Zij vatte evenwel den volgenden dag weder moed, bij het vernemen dat er op het kasteel van Stormton nog een vroegere kamerdienaar haars vaders woonde, wiens naam haar berichtgever niet goed had onthouden, omdat hij zulk een vreemden klank bezat. Indien het Lhöstein eens mocht wezen!
Natuurlijk reisde zij zonder verwijl naar Stormton af, en nau- | |
| |
welijks in het logement afgestapt of zij schreef aan den man, die wel degelijk dezen zoo welbekenden naam droeg, met het verzoek zich bij haar te willen vervoegen, of haar een uur op te geven, dat zij zeker kon zijn hem aan te zullen treffen.
Lhöstein antwoordde haar eveneens schiftelijk en dat op hoogst eerbiedigen toon, maar met de betuiging van zijn leedwezen, dat hij door ziekte verhinderd werd uit te gaan of iemand bij zich toe te laten. Het leed geen twijfel voor Caroline Louise of de getrouwe dienaar had reeds van te voren bevelen van Elisabeth ontvangen, omtrent hetgeen hem in een dergelijk geval te doen stond, en zij werd hierin bevestigd toen al haar verdere pogingen om tot hem door te dringen vruchteloos bleken. Wat zij echter niet vermoedde was, dat de nobele ziel van den man niet over zich kon verkrijgen geheel doof voor de smeekbeden der rampzalige jonge vrouw te blijven, en hij derhalve rechtstreeks aan de koningin schreef om haar toch te bewegen iets voor hare dochter te doen, Hare Majesteit antwoordde hem eigenhandig deze vier woorden: ‘Gij kent onze bevelen!’ en ofschoon met tegenzin gehoorzaamde hij.

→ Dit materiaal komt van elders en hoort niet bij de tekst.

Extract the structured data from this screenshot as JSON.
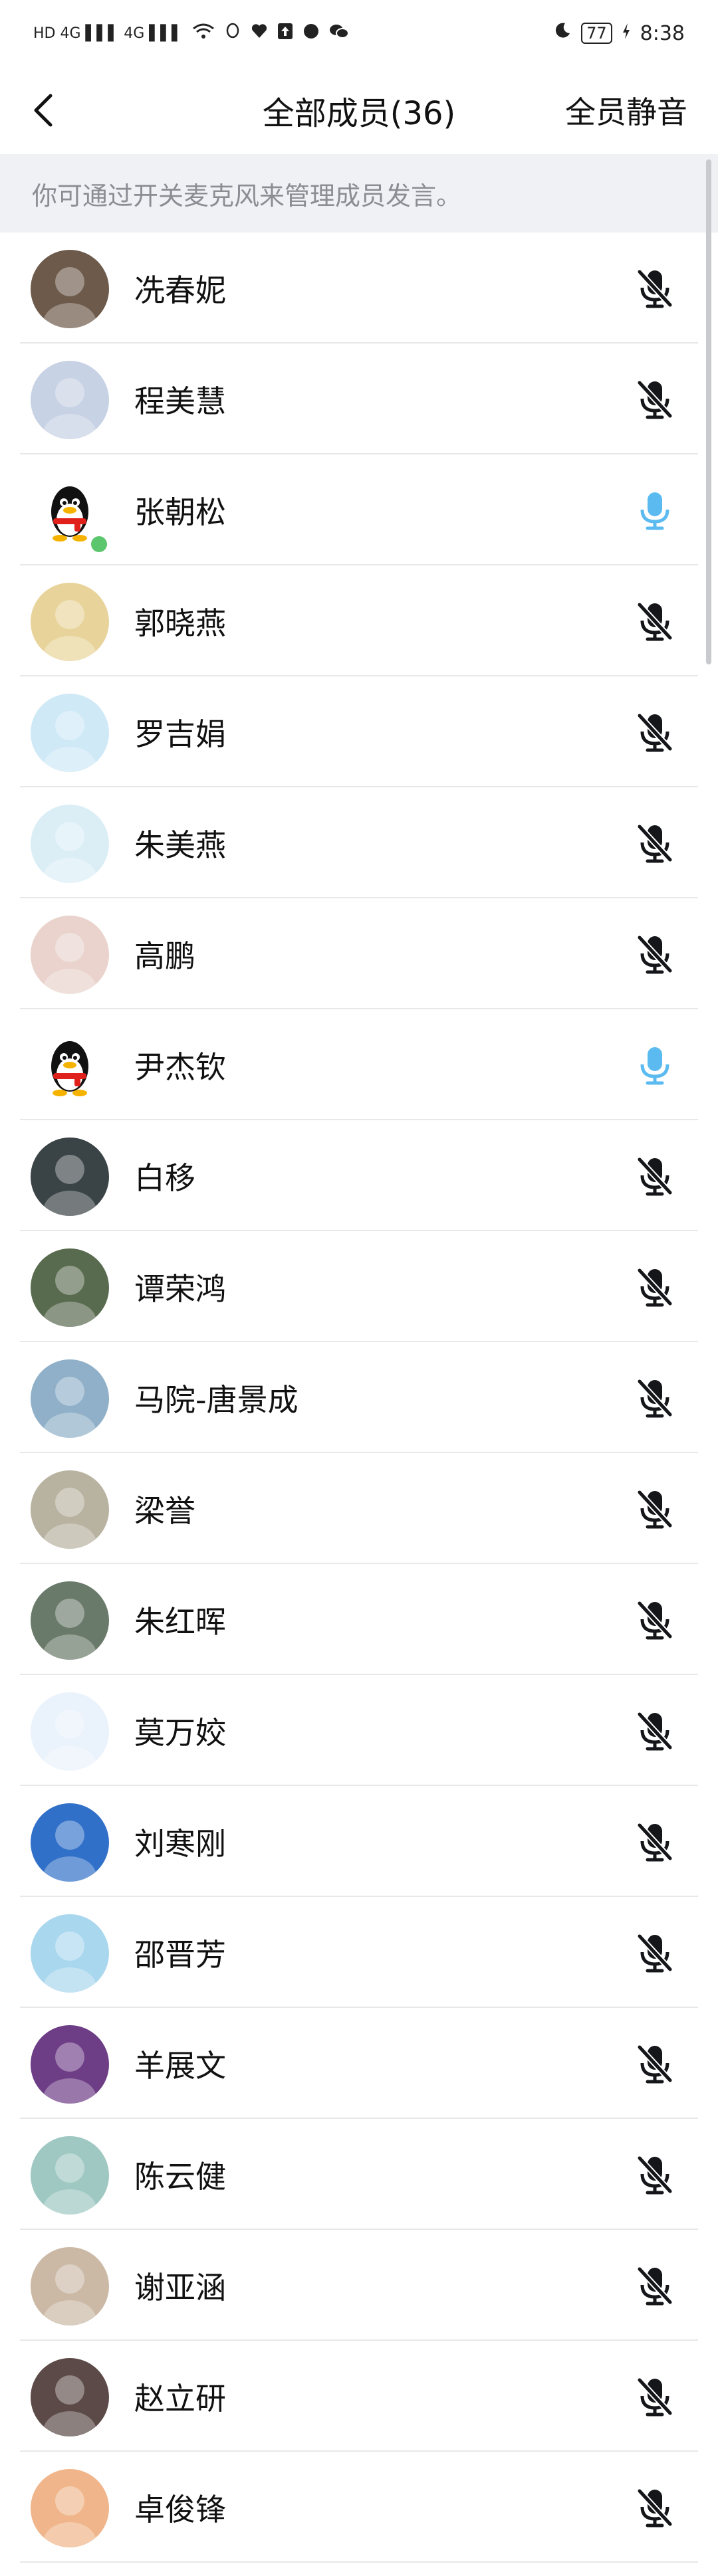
{
  "status_bar": {
    "left_indicators": "HD 4G ▌▌▌ 4G ▌▌▌",
    "battery": "77",
    "time": "8:38"
  },
  "header": {
    "title": "全部成员(36)",
    "mute_all_label": "全员静音"
  },
  "notice": "你可通过开关麦克风来管理成员发言。",
  "colors": {
    "accent_mic_on": "#5bbbf0",
    "mic_off": "#15161a",
    "notice_bg": "#f0f1f4"
  },
  "members": [
    {
      "name": "冼春妮",
      "mic": "off",
      "avatar_bg": "#6d5a4a"
    },
    {
      "name": "程美慧",
      "mic": "off",
      "avatar_bg": "#c7d2e4"
    },
    {
      "name": "张朝松",
      "mic": "on",
      "avatar_bg": "#ffffff"
    },
    {
      "name": "郭晓燕",
      "mic": "off",
      "avatar_bg": "#e8d49a"
    },
    {
      "name": "罗吉娟",
      "mic": "off",
      "avatar_bg": "#cfe9f7"
    },
    {
      "name": "朱美燕",
      "mic": "off",
      "avatar_bg": "#dbeef6"
    },
    {
      "name": "高鹏",
      "mic": "off",
      "avatar_bg": "#e9d3cc"
    },
    {
      "name": "尹杰钦",
      "mic": "on",
      "avatar_bg": "#ffffff"
    },
    {
      "name": "白移",
      "mic": "off",
      "avatar_bg": "#3a4346"
    },
    {
      "name": "谭荣鸿",
      "mic": "off",
      "avatar_bg": "#596b4f"
    },
    {
      "name": "马院-唐景成",
      "mic": "off",
      "avatar_bg": "#8fb0c8"
    },
    {
      "name": "梁誉",
      "mic": "off",
      "avatar_bg": "#b8b2a0"
    },
    {
      "name": "朱红晖",
      "mic": "off",
      "avatar_bg": "#6a7a6a"
    },
    {
      "name": "莫万姣",
      "mic": "off",
      "avatar_bg": "#eaf2fb"
    },
    {
      "name": "刘寒刚",
      "mic": "off",
      "avatar_bg": "#3170c9"
    },
    {
      "name": "邵晋芳",
      "mic": "off",
      "avatar_bg": "#a9d7ee"
    },
    {
      "name": "羊展文",
      "mic": "off",
      "avatar_bg": "#6d3d86"
    },
    {
      "name": "陈云健",
      "mic": "off",
      "avatar_bg": "#9fc8c2"
    },
    {
      "name": "谢亚涵",
      "mic": "off",
      "avatar_bg": "#cbb9a6"
    },
    {
      "name": "赵立研",
      "mic": "off",
      "avatar_bg": "#5b4a47"
    },
    {
      "name": "卓俊锋",
      "mic": "off",
      "avatar_bg": "#f0b58a"
    }
  ]
}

Drie dagen na ontvangst van dit koninklijk schrijven werd het land niet weinig in beroering gebracht door het bericht, dat er gedurende den afgeloopen nacht ingebroken was op het kasteel van Stormton, en wel in de vertrekken van den kamerdienaar Lhöstein, een der meest vertrouwde bedienden van wijlen Z.K.H. prins August von Seen-Coburn. De laden zijner sécretaire en schrijftafel waren geheel leeggeplunderd, ofschoon de dief blijkbaar niet had kunnen ontdekken waar zich het geld bevond, althans dit was in ongeschonden staat teruggevonden.
Kort daarop volgde de tijding, dat het hare Majesteit behaagd had, ter belooning zijner langdurige en trouwe diensten, den kamerdienaar Lhöstein eene zoo ruime schadevergoeding te geven voor het door hem geleden verlies, dat hij voortaan als rentenier naar zijn vaderland terug zou kunnen keeren.
Caroline Louise, die beide zaken in de nieuwsbladen las, begreep dat haar laatste hoop was onder gegaan. Ook de bewijsstukken welke Lhöstein onder zijne berusting had gehad, waren in handen van hare moeder overgegaan.